According to the broad rules as we’re learning about them now, this tool that managers often use – running out of the dugout and getting into the face of an umpire – will be extremely limited. So, if a player hotly argues a call at first base and the manager jumps out there to deflect the player away from the umpire to keep the player from getting tossed, the manager could get tossed, or have to throw a red flag (or whatever method is used to challenge a play) in order to avoid ejection – even if the manager didn’t think the call was incorrect.

Or, sometimes a manager will argue a call simply to fire up his team. And sometimes, managers will willingly get ejected from a game for the same purpose. So, if arguing a call that is reviewable and then not challenging the call isn’t permitted, is there going to be a fine or suspension for doing so?

The consensus is that 89% of all plays are reviewable. Selig has gone on record as saying that his worry about instituting a more comprehensive replay system would also cause the games to go longer than they already are. And MLB games, on average, have increased in length.

In 2004, MLB declared that its target for the average length of a game would be 2:45. The current average is around three hours. There are rules in place that would keep the game shorter, but they are largely ignored by umpires.

Two such rules involve how much time a pitcher and hitter gets between pitches or stepping into the batter’s box.

6.02 (a) The batter shall take his position in the batter’s box promptly when it is his time at bat. (b) The batter shall not leave his position in the batter’s box after the pitcher comes to Set Position, or starts his windup.

This rule is never enforced. Watch your next game and take note, between pitches gloves are adjusted, helmets adjusted, all sorts of shenanigans take place. And over and over again, the batter steps out after the pitcher comes set, and often this happens while the pitcher is in his windup, and the umpire still allows the time out. He is supposed to call a strike when this rule has been violated.

Pitchers have this rule in effect:

8.04 When the bases are unoccupied, the pitcher shall deliver the ball to the batter within 12 seconds after he receives the ball.

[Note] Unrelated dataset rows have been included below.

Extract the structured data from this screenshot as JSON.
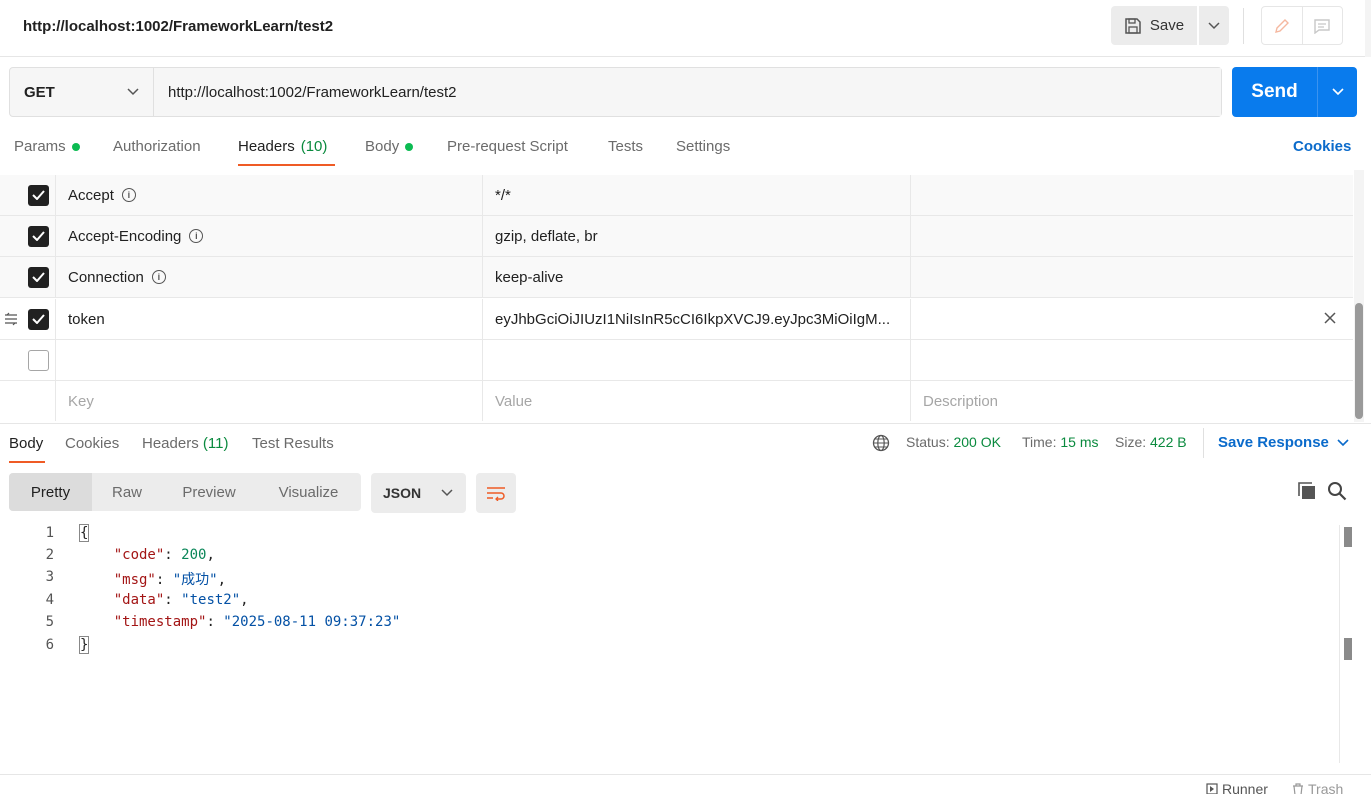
{
  "titlebar": {
    "title": "http://localhost:1002/FrameworkLearn/test2",
    "save_label": "Save"
  },
  "request": {
    "method": "GET",
    "url": "http://localhost:1002/FrameworkLearn/test2",
    "send_label": "Send"
  },
  "req_tabs": {
    "params": "Params",
    "authorization": "Authorization",
    "headers": "Headers",
    "headers_count": "(10)",
    "body": "Body",
    "prerequest": "Pre-request Script",
    "tests": "Tests",
    "settings": "Settings",
    "cookies": "Cookies"
  },
  "headers": {
    "rows": [
      {
        "key": "Accept",
        "value": "*/*",
        "checked": true
      },
      {
        "key": "Accept-Encoding",
        "value": "gzip, deflate, br",
        "checked": true
      },
      {
        "key": "Connection",
        "value": "keep-alive",
        "checked": true
      },
      {
        "key": "token",
        "value": "eyJhbGciOiJIUzI1NiIsInR5cCI6IkpXVCJ9.eyJpc3MiOiIgM...",
        "checked": true
      }
    ],
    "key_placeholder": "Key",
    "value_placeholder": "Value",
    "desc_placeholder": "Description"
  },
  "response": {
    "tabs": {
      "body": "Body",
      "cookies": "Cookies",
      "headers": "Headers",
      "headers_count": "(11)",
      "test_results": "Test Results"
    },
    "status_label": "Status:",
    "status_value": "200 OK",
    "time_label": "Time:",
    "time_value": "15 ms",
    "size_label": "Size:",
    "size_value": "422 B",
    "save_response": "Save Response",
    "views": [
      "Pretty",
      "Raw",
      "Preview",
      "Visualize"
    ],
    "format": "JSON",
    "code": {
      "l1": "{",
      "code_key": "\"code\"",
      "code_val": "200",
      "msg_key": "\"msg\"",
      "msg_val": "\"成功\"",
      "data_key": "\"data\"",
      "data_val": "\"test2\"",
      "ts_key": "\"timestamp\"",
      "ts_val": "\"2025-08-11 09:37:23\"",
      "l6": "}"
    },
    "line_numbers": [
      "1",
      "2",
      "3",
      "4",
      "5",
      "6"
    ]
  },
  "footer": {
    "runner": "Runner",
    "trash": "Trash"
  },
  "colors": {
    "accent": "#ef5b25",
    "send_blue": "#097bed",
    "link_blue": "#0b6bcb",
    "status_green": "#0a8a3e"
  }
}
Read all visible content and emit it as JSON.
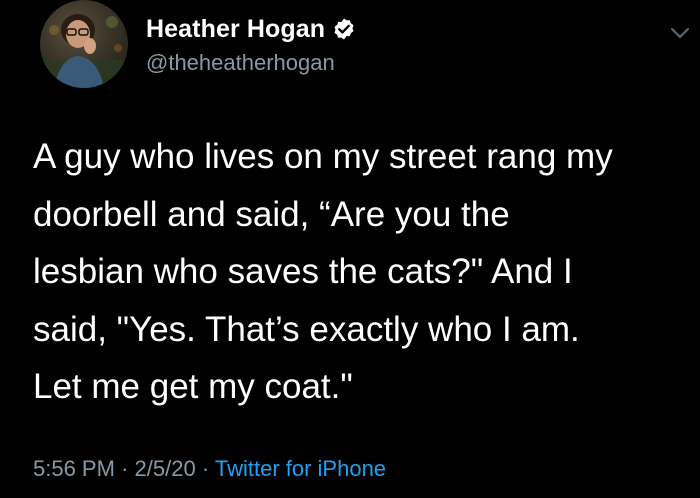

Each time the pitcher delays the game by violating this rule, the umpire shall call “Ball.”

The 12-second timing starts when the pitcher is in possession of the ball and the batter is in the box, alert to the pitcher. The timing stops when the pitcher releases the ball.

The intent of this rule is to avoid unnecessary delays. The umpire shall insist that the catcher return the ball promptly to the pitcher, and that the pitcher take his position on the rubber promptly. Obvious delay by the pitcher should instantly be penalized by the umpire.

Be my guest, count how many times in a game this rule is violated. In fact, I have yet to ever see it enforced. Notoriously slow pitchers often take more than two minutes between pitches, and they are never even warned about it.

So, Mr. Selig, if this challenge method of replay that you seem to be happy with is an attempt to institute replay in order to correct a wrong while not lengthening an already marathon of a game, you might be taking the wrong path here. First, since the umpiring has become so poor – and it has over the past few years – how about firing some umpires who are notoriously bad at their jobs?

And start shortening the game by insisting that umpires regulate the two rules that would keep it short. Your job is to do what’s in the best interest of the game, Bud. While intelligently implementing some sort of instant replay that works for the best interest of everyone – keeping core elements of the game intact, like managers arguing calls from time-to-time, it seems that the goal here is to turn MLB into the NFL.

I’m sure that MLB owners would love NFL revenue. So, you’re going to put pads on the players next, maybe institute a halftime show during World Series games? Try fixing parts of the game that are broken according to the existing rules, Mr. Selig, before you blindly screw the game up so badly that no one will enjoy it as baseball, but as some deformed hybrid that no one wants to watch.